COLUMN: Jones in no sophomore slump in team scrimmage
October 26, 2011
UK head coach John Calipari put on the full-court hype for Terrence Jones on Tuesday, a day before the Blue-White scrimmage, by calling him the nation’s best player.
Calipari’s words alone didn’t prove anything. He’s been touting Jones’ potential ever since he stepped on campus, and he only partially lived up to it as a freshman.
It seemed possible Calipari was only saying it to give Jones extra motivation.
After the Blue-White Scrimmage, it seems Calipari was just telling it like it is. No exaggeration.
The scrimmage provided tangible evidence of what everyone, including Calipari, has been saying: Terrence Jones is good.
Like, really good.
Jones scored the first two points of the scrimmage on a hard drive. Then he hit another shot. And his next six in a row. He finished the game with 52 points, a Blue-White Scrimmage record, and 16 rebounds. He received a little scoreboard-watching help from Doron Lamb, who kept him posted on how close to 50 he was.
Jones said his previous high was 61 in seventh grade. As for the last time he got half-a-hundred?
“Last year,” Jones said.
How do I not remember him dropping 50 at some point last season?
“I mean, not last year,” Jones quickly corrected. “Sorry. Senior year of high school. Still think I’m a freshman.”
He’s not playing like he’s a freshman anymore.
Yes, his stat line needs to be put in context. The Blue team beat the White (but wearing gray) team 126-104. That’s a lot of points. Inflated stats were everywhere.
Still. 52 points. Calipari had to marvel at that, even if it did come against a lackluster defensive effort (more on that later).
His performance went beyond the numbers, though. Jones, who played passively too often last season, showed a willingness to drive. He did so by driving relentlessly at Anthony Davis, who has been called by Calipari the nation’s best shot-blocker. Jones got the better end of that deal frequently.
Jones’ new and improved physique will only be effective with an attacking mindset.
“He doesn’t really settle anymore,” senior guard Darius Miller said. “He gets to the rack. He knows he’s bigger and stronger than most of the people he’s going to play. And quicker, too.”

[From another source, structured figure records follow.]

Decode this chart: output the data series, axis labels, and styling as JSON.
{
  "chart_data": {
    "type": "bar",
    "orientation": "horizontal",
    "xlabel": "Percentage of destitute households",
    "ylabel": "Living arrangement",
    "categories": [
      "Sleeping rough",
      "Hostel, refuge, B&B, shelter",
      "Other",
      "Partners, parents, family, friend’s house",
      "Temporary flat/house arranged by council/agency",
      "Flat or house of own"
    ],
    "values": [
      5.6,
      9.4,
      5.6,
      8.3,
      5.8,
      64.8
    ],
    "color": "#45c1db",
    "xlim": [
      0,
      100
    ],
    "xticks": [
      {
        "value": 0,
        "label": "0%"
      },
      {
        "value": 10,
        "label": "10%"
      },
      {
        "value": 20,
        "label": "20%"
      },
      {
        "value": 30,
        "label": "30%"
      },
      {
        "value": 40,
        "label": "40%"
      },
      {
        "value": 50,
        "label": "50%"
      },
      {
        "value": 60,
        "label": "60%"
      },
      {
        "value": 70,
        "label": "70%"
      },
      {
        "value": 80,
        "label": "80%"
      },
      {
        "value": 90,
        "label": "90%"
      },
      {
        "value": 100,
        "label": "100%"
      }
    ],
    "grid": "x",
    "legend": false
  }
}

Not that he can’t still shoot on the perimeter — Jones hit the 50-point mark with four minutes left on a wide-open three — but he will live on the inside. Of his 31 shots, only four were 3-pointers.
So yes, Calipari’s hype for Jones was true.
But the rest of the game, Calipari had no hype for. He opened his press conference deriding the defense the teams played. Both teams scored more than 100 points in what was supposed to be a legitimate scrimmage.
“If anybody watched that and didn’t say, ‘he better start coaching,’ you’re truly a football fan watching basketball,” Calipari said.
The game did devolve into something that resembled more the Big Blue Madness exhibition than a real preseason scrimmage — which, by the way, is a week from now.
“If you watched that as a pickup game, you were excited,” Calipari said. “Everybody’s excited because you saw a lot of high-flying, dunking, blocking, flying, tipping – that doesn’t win, though.”
Calipari didn’t like the rebounding. He didn’t like how players let drivers swoop in for uncontested layups.
“I’ll go nuts if you do that in a real game,” Calipari said.
Maybe.
He would go nuts if Jones did what he did in a real game though, too.